Overall, these changes imply that centrality measures may lose some interpretive power if applied naively to static, single-layer networks. Researchers now routinely consider temporal dynamics, multiplexity, and context-specific tie meanings, and they increasingly rely on methods that can disentangle social influence from homophily and other confounds. The literature suggests a shift toward more nuanced models of influence and diffusion, using dynamic networks, richer tie-typing, and causal inference tools to better apprehend contemporary social processes (Freeman, 1979; Wasserman & Faust, 1994; Easley & Kleinberg, 2010).

References

  1. Freeman, L. C. (1979). Centrality in social networks: Conceptual clarifications. Social Networks, 1(3), 215-239.
  2. Granovetter, M. (1973). The Strength of Weak Ties. American Journal of Sociology, 78(6), 1360-1380.
  3. Wasserman, S., & Faust, K. (1994). Social Network Analysis: Methods and Applications. Cambridge: Cambridge University Press.
  4. Newman, M. E. J. (2010).
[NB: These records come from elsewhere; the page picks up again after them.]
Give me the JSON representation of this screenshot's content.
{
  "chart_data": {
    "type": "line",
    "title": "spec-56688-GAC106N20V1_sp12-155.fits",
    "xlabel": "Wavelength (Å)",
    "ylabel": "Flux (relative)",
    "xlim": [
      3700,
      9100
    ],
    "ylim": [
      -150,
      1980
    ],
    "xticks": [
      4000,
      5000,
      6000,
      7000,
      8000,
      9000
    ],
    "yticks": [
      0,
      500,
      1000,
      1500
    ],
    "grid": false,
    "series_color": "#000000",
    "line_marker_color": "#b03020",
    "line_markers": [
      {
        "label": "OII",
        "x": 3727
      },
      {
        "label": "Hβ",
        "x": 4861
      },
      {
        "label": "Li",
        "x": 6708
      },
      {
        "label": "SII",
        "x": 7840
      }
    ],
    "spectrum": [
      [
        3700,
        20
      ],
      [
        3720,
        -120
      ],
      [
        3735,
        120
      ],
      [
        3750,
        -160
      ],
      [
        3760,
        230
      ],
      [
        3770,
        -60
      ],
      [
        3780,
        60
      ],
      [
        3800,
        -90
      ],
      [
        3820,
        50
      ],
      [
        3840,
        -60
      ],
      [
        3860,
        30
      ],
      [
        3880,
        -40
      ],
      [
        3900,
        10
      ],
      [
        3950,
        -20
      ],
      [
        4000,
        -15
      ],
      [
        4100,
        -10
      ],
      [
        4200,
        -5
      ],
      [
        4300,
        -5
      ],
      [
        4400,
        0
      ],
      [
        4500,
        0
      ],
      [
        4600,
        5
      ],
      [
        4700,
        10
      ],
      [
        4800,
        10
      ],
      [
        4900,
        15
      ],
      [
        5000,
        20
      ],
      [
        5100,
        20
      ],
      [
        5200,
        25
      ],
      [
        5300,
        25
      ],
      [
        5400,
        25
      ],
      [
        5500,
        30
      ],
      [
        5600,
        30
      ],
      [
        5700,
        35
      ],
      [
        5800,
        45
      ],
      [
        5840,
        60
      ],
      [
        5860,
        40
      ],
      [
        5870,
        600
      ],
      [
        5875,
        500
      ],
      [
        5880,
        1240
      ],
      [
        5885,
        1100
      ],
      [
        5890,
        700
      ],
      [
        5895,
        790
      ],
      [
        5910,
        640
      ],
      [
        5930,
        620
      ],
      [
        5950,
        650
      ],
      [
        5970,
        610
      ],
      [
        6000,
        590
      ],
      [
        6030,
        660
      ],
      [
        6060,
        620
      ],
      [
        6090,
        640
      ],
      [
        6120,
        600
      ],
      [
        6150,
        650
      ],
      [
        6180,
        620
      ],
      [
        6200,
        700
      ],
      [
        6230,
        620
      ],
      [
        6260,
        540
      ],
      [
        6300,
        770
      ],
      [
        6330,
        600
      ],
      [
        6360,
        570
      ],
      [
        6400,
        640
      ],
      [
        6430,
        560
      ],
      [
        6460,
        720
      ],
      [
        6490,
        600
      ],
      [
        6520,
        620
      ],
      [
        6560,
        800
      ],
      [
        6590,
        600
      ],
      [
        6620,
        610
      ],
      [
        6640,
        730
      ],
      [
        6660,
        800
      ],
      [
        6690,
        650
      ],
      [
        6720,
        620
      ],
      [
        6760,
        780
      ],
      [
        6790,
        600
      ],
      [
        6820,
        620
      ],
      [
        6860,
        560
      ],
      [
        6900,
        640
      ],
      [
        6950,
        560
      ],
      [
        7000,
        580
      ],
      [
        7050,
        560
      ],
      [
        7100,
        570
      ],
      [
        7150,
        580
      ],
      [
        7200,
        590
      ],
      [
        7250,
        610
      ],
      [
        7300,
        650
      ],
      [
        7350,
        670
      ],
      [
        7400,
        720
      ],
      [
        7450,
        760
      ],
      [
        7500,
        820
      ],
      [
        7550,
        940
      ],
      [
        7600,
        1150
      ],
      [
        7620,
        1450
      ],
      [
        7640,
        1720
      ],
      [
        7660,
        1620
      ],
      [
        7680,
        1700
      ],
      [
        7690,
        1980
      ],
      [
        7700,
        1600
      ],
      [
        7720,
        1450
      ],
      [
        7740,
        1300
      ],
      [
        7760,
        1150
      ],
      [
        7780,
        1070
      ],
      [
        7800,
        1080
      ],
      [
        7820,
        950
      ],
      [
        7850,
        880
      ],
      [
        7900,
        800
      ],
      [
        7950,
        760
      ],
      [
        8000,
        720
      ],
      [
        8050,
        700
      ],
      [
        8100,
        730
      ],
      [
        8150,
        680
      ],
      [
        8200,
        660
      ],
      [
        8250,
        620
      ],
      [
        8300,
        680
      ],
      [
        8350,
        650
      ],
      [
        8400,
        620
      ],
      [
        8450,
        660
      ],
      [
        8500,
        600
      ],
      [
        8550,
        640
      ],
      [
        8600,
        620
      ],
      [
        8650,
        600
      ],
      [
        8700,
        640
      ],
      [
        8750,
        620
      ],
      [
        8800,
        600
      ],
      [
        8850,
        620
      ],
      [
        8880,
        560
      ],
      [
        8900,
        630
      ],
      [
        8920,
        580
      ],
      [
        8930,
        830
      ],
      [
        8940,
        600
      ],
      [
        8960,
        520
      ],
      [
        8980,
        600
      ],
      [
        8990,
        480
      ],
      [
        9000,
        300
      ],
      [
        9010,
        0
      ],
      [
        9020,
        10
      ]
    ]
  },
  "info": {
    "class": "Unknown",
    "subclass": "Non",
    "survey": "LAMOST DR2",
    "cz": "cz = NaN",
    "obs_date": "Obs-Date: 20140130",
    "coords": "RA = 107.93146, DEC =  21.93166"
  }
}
Networks: An Introduction. Oxford: Oxford University Press.
  5. Jackson, M. O. (2008). Social and Economic Networks. Princeton University Press.
  6. Barabási, A.-L. (2016). Network Science. Cambridge: Cambridge University Press.
  7. Centola, D. (2010). The Spread of Behavior in an Online Social Network. Science, 329(5996), 1194-1197.
  8. Christakis, N. A., & Fowler, J. H. (2007). The Spread of Obesity in a Large Social Network. New England Journal of Medicine, 357(4), 370-379.
  9. Keeling, M. J., & Eames, K. T. (2005). Networks and Epidemic Models. Journal of the Royal Society Interface, 2(4), 295-307.
  10. Easley, D., & Kleinberg, J. (2010). Networks, Crowds, and Markets: Reasoning About a Highly Connected World. Cambridge: Cambridge University Press.